Authors
Jean-Pierre LaffontRenowned documentary photographer Jean-Pierre
Laffont has been a transplanted resident from Paris to New York City since 1965. In his travels that have documented the entirety of America and
its social forces -- as well as those around the world from 1960 to 1990 -- he has squarely focused his camera on his new “hometown” New York City. Demonstrating the people, places, and events
with the same insight that he has the rest of the world, here is an elegant,
incisive, and unexpected “review” of forty years of exploration by one of the
most revered documentarians working today. Just as he explored the explosive, the calm, the social, the environment, in his prize-winning book, Photographer’s Paradise, this book is filled with
the highs and lows of New York city life.
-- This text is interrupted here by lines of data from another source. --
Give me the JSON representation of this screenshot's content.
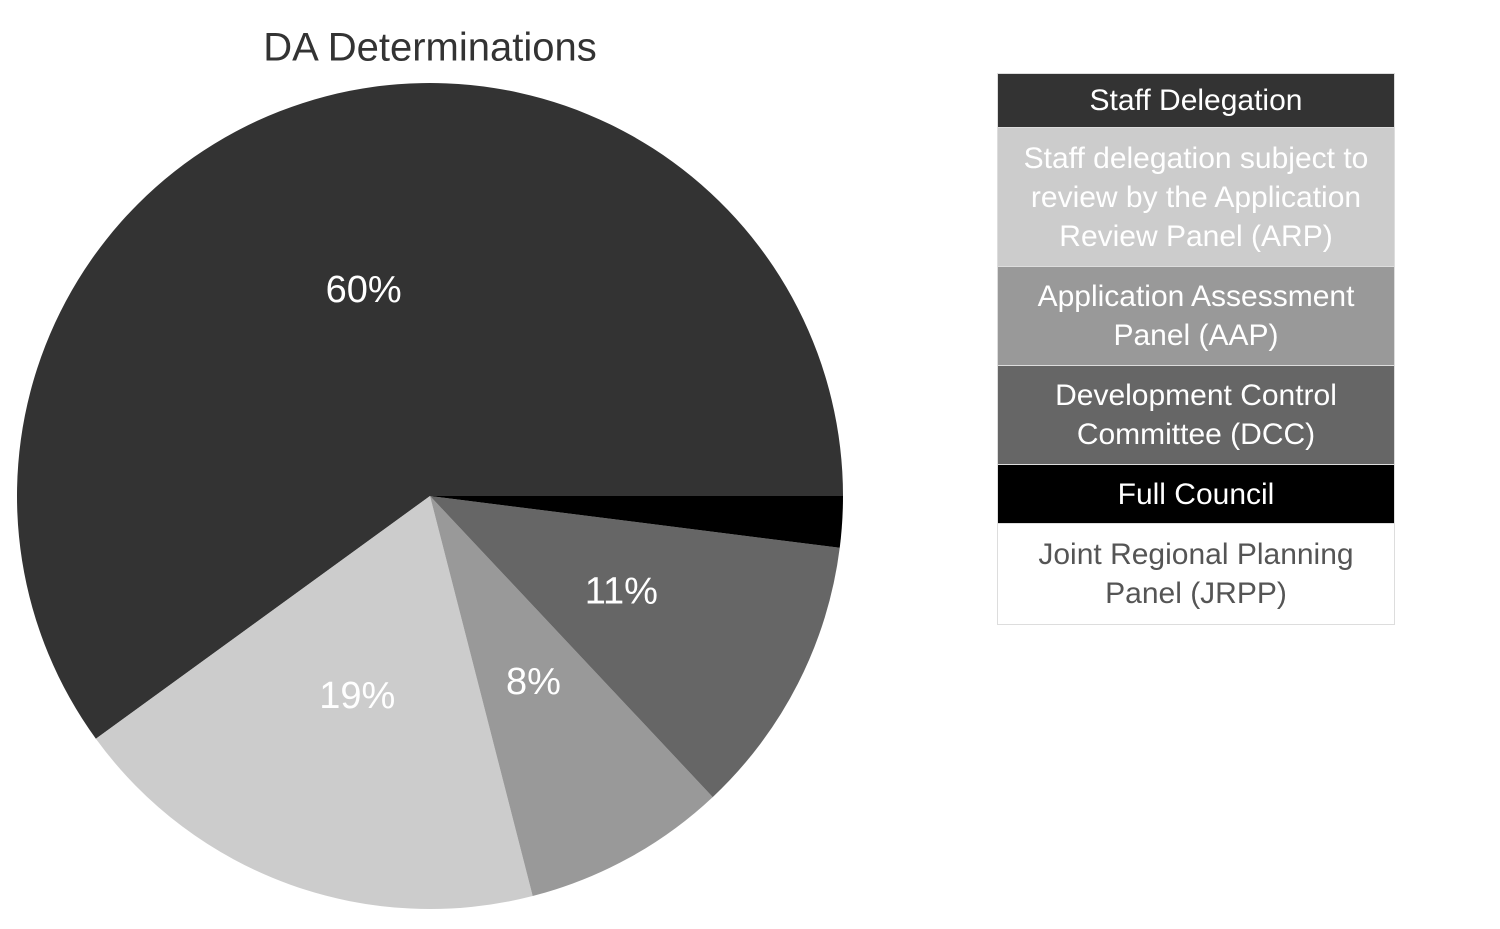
{
  "chart_data": {
    "type": "pie",
    "title": "DA Determinations",
    "categories": [
      "Staff Delegation",
      "Staff delegation subject to review by the Application Review Panel (ARP)",
      "Application Assessment Panel (AAP)",
      "Development Control Committee (DCC)",
      "Full Council",
      "Joint Regional Planning Panel (JRPP)"
    ],
    "values": [
      60,
      19,
      8,
      11,
      2,
      0
    ],
    "value_labels": [
      "60%",
      "19%",
      "8%",
      "11%",
      null,
      null
    ],
    "colors": [
      "#333333",
      "#cccccc",
      "#999999",
      "#666666",
      "#000000",
      "#ffffff"
    ],
    "legend": "right"
  }
}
Not a commentary on the high end versus the low end of lifestyles, it is instead a commentary on the ups and downs socially, politically, and visually that have taken place in the city he loves so much, through the eyes of a devoted viewer, over the past 40 years. As explained by Joan Juliet Buck, the foreword-writer who is no casual observer herself: “When the young Frenchman Jean-Pierre Laffont arrived at JFK airport in March of 1965, he was greeted by a smell of hot dogs and yellow mustard that he’d known as a child on the American army bases in Morocco, where he remembered smiling GIs giving him licorice-flavored chewing gum. He was ready to respond to New York with his heart; over the next fifty years, as he became one of the world’s top photojournalists, he never stopped tracking the city’s dream of itself. He captured the exhilaration it provokes, the disappointment it metes out. Each of the photographs in this remarkable book about the city Laffont made his home, captures the longing, the bravado, the blatancy of New York, and its monumental mess.”
This is a book not to be missed by anyone who has ever visited, would like to visit, lived in, or has any curiosity at all about the “real” New York city, as seen through the eyes of a true visionary.